THE EXECUTION OF NOA P. SINGLETON

by Elizabeth L. Silver

Pub Date: June 11th, 2013
ISBN: 978-0-385-34743-3
Publisher: Crown

Trained as a lawyer, Silver has written a darkly witty, acerbic jigsaw puzzle of a first novel about legal versus moral culpability.

No one, including the title character, disputes that 25-year-old college dropout Noa shot Sarah Dixon, her former classmate at Penn, in her Philadelphia apartment. She was found guilty and sentenced to be executed for the capital crime of murdering both Sarah and the unborn child she was carrying, her apparent motive excessive envy that Sarah’s lover was Noa’s long-estranged father, Caleb. After 10 years in prison, Noa has only six months left before what she calls X-Day when Sarah’s mother visits. A successful lawyer herself, Marlene fought for Noa to receive the death sentence but claims she has recently had a change of heart. Having founded Mothers Against Death, Marlene plans to file a clemency appeal for Noa. Ollie, the idealist young lawyer Marlene has employed as her assistant, asks Noa to tell him about herself, supposedly to build a sympathetic case.

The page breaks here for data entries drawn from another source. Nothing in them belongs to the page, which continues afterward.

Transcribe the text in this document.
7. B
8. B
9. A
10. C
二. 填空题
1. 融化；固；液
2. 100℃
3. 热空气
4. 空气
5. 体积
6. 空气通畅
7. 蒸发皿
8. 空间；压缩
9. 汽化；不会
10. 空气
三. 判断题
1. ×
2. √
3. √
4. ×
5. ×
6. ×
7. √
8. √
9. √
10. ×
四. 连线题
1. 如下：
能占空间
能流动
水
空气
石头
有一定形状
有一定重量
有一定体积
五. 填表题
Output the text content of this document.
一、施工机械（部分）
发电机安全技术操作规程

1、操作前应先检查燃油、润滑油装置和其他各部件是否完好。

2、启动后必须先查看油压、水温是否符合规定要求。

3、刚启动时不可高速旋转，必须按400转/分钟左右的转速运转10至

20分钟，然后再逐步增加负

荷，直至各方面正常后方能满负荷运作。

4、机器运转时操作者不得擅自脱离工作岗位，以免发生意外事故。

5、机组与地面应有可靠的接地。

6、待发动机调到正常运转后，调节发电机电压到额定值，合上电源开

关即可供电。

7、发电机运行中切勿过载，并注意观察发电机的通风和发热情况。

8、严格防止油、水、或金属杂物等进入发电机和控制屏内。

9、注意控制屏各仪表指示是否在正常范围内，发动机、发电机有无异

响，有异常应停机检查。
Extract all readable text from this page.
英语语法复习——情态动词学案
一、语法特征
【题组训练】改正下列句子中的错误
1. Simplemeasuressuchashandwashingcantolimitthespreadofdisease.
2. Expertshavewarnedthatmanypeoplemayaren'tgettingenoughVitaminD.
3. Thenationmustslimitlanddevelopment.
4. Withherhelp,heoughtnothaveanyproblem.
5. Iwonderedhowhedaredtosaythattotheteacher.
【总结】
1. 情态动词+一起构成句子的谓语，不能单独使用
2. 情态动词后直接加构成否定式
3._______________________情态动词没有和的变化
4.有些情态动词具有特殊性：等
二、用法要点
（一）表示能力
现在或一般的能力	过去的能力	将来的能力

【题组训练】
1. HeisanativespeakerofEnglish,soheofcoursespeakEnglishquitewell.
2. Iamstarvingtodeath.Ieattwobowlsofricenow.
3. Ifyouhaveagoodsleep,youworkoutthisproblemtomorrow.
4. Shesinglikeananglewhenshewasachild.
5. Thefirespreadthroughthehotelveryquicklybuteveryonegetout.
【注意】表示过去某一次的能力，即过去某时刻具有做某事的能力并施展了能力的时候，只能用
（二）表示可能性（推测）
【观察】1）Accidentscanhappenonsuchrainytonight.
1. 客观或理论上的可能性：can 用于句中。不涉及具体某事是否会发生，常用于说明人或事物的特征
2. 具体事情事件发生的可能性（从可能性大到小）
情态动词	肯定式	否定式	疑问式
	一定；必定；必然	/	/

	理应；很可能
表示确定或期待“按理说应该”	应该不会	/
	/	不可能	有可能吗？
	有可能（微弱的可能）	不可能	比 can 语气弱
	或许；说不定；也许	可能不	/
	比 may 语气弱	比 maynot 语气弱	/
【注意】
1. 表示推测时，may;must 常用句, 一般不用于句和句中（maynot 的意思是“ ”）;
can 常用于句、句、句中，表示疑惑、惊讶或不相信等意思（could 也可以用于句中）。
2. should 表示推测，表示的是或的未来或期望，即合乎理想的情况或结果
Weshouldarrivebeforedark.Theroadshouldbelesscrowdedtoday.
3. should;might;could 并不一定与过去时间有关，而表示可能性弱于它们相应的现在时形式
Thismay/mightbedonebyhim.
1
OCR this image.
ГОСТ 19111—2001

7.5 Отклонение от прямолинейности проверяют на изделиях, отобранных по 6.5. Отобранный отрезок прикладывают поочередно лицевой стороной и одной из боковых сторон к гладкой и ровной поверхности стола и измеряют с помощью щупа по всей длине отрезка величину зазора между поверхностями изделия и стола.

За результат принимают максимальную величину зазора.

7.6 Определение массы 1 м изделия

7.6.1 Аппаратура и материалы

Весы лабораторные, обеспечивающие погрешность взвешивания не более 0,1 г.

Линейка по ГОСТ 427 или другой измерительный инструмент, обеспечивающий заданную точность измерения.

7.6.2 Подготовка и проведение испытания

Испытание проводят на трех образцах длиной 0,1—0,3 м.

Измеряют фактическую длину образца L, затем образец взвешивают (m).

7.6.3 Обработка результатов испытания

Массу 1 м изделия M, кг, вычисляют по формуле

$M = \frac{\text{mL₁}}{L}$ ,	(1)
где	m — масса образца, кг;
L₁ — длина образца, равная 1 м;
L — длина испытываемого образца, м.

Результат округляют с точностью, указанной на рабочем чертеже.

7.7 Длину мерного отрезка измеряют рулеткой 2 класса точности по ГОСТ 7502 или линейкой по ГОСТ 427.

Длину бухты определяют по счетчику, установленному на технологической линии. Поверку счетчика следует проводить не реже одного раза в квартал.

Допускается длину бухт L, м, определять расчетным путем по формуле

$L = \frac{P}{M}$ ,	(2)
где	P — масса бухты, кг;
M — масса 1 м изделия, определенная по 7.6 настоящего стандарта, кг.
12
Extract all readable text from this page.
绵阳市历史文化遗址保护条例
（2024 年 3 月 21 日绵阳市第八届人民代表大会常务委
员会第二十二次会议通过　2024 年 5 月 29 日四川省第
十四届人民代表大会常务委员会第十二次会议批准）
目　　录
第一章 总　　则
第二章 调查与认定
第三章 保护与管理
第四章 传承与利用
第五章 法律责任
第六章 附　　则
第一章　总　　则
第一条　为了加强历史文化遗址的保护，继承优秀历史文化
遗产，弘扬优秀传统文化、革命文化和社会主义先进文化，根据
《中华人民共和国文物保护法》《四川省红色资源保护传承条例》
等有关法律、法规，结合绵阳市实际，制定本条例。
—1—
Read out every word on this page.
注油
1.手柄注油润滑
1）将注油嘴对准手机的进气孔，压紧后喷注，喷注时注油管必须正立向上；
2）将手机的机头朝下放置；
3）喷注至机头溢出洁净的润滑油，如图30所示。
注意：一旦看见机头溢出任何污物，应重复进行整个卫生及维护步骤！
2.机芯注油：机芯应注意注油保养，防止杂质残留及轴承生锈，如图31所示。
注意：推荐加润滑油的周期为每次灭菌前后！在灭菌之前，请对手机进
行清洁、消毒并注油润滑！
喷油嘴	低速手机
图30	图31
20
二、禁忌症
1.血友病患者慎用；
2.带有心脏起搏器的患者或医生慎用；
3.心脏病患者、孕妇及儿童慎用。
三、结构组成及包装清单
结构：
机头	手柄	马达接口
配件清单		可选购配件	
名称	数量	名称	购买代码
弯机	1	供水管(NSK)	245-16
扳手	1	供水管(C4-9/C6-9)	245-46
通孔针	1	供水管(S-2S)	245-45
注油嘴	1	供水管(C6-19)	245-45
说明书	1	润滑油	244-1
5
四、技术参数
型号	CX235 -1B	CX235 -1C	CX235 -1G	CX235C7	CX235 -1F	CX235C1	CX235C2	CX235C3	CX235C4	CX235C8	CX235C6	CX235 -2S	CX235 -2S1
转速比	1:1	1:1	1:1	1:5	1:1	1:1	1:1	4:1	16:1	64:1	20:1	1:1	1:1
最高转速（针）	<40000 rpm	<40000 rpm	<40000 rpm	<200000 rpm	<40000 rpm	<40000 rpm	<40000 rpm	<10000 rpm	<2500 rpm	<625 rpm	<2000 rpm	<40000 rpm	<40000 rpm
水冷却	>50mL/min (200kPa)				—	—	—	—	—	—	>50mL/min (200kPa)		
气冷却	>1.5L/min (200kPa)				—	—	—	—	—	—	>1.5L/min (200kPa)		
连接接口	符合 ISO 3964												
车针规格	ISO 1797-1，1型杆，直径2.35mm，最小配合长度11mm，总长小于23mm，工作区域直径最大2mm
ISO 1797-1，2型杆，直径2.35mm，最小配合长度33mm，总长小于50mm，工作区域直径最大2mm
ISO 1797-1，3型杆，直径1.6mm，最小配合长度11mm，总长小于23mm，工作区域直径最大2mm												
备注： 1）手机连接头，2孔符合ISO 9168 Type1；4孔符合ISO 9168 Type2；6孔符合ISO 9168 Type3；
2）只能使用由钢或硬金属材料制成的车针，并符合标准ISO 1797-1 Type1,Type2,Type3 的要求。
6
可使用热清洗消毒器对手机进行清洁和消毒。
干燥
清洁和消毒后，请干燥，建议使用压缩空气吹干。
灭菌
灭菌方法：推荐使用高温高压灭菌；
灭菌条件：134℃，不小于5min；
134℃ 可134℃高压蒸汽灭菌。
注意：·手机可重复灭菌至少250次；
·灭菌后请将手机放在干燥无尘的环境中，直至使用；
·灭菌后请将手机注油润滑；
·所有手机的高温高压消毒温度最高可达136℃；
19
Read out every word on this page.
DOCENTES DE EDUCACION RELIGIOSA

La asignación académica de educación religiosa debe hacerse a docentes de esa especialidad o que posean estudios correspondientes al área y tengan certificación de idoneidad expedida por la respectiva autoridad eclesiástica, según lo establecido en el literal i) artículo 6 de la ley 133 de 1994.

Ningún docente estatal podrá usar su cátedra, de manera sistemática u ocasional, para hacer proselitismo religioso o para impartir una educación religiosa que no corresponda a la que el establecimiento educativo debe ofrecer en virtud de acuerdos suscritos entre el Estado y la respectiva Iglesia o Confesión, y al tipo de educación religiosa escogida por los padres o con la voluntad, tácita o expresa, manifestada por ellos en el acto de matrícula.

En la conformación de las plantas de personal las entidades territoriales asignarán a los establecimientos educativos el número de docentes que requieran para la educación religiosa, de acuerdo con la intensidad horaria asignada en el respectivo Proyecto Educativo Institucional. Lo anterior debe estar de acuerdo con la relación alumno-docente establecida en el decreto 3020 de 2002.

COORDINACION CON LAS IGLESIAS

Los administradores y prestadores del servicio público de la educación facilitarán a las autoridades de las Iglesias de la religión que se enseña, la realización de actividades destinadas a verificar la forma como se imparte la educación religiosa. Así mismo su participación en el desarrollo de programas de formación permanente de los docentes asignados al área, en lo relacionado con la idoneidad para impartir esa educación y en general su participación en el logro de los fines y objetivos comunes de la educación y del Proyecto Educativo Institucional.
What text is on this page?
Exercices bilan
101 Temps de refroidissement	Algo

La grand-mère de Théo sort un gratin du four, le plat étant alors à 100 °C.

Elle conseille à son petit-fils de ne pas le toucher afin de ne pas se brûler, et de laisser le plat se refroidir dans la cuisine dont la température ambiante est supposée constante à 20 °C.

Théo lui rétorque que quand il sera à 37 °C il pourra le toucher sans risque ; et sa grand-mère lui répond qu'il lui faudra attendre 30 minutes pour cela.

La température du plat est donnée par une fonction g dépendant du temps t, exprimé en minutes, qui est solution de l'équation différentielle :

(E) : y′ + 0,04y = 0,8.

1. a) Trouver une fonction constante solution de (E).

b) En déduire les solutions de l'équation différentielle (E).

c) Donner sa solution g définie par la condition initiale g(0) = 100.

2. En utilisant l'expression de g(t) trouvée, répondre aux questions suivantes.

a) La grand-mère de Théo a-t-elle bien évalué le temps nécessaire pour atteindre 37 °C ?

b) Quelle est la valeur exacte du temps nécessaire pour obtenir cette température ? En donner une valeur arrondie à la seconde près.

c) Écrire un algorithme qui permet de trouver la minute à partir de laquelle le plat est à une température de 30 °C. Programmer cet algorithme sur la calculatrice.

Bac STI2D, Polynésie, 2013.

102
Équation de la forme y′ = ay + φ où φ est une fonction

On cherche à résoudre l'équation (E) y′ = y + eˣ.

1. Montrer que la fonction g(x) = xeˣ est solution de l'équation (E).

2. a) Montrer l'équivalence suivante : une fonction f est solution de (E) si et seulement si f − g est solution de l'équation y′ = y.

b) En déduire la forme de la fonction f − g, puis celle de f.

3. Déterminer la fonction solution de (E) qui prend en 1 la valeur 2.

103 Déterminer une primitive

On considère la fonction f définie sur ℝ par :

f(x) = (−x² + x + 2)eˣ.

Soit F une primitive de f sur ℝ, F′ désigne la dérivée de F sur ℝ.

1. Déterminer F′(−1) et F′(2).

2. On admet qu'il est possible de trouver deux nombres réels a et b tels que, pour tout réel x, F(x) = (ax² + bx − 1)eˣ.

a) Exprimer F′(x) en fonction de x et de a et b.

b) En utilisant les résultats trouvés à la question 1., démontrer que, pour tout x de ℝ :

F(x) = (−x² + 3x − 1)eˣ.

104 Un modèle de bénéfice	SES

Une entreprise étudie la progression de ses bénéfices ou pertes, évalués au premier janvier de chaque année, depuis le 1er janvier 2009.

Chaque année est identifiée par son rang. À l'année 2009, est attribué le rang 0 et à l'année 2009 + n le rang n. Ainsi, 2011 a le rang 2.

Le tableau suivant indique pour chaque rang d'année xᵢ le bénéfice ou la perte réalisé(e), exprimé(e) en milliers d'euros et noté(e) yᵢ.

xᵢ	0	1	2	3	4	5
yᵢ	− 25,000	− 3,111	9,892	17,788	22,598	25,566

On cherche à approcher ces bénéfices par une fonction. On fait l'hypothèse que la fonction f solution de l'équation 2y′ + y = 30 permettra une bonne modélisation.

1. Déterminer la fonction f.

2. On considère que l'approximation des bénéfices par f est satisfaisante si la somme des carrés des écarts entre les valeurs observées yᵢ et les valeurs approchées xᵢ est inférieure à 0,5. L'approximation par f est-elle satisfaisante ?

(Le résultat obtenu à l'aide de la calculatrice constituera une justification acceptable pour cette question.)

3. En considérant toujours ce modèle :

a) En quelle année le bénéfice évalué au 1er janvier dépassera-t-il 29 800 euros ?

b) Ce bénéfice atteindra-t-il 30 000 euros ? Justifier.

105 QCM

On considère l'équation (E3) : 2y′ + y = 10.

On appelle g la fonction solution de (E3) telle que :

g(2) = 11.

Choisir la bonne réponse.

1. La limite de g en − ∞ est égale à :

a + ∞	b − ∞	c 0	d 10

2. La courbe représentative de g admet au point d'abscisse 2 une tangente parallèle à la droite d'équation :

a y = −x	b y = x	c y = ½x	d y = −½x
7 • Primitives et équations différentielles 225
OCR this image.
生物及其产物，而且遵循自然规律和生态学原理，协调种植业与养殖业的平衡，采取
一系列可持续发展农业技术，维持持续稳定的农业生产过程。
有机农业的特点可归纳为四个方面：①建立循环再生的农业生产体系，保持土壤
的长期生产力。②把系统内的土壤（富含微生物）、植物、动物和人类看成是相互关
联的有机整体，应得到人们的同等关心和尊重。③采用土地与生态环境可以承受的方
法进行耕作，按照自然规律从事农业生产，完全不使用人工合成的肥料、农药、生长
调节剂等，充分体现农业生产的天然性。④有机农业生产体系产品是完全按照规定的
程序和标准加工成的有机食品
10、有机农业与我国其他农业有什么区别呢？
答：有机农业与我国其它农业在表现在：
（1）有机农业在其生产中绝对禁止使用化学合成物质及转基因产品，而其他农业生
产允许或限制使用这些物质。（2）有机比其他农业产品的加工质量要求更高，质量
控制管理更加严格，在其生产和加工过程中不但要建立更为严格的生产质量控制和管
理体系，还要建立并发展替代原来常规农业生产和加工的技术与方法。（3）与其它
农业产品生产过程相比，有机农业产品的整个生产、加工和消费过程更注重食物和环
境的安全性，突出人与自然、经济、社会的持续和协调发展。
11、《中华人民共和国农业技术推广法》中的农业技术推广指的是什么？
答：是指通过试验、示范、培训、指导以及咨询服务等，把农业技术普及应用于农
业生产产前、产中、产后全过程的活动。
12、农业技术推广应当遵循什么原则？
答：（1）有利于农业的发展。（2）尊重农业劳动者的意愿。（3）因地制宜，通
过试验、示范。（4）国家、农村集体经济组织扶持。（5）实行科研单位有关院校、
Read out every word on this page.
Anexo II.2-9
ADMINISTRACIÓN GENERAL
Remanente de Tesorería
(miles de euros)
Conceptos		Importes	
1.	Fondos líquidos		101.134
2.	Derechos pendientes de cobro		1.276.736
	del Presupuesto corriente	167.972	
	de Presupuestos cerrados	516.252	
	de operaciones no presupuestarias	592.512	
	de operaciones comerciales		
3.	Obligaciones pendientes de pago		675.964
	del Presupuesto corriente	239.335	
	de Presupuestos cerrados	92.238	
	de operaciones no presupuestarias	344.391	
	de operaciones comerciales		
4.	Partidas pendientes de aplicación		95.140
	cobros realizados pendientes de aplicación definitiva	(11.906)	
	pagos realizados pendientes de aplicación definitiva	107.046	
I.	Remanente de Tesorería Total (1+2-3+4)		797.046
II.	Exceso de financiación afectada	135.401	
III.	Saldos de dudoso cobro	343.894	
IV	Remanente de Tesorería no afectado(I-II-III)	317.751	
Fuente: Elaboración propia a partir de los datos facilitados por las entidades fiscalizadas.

Noa suspects Marlene’s motives but slowly opens up to attractive, sympathetic Ollie. Parceling bits of her history, Noa comes across as prickly and defensive, the kind of defendant that jurors (and readers) automatically distrust. Meanwhile, Marlene writes letters to her dead daughter that show her as a dominating, judgmental woman who bears her own share of guilt for interfering in Sarah’s life out of obsessive maternal love—although Caleb, a creepy, aging ex-con with a violent past, would be every mother’s nightmare. In stark contrast to Sarah, Noa was raised by an inattentive, single mother in California and did not meet Caleb until her early 20s when he was already involved with Sarah, a wildly inappropriate affair explicable only as Sarah’s rebellion against Marlene. As Noa, Marlene and, by extension, Caleb duel to justify their actions, no one comes out unscathed.

Like Suzanne Rendell in the novel The Other Typist (2013), Silver explores convolutions of guilt and innocence beyond the law’s narrow scope with a sharpness and attention to detail that can be unnerving but demands attention.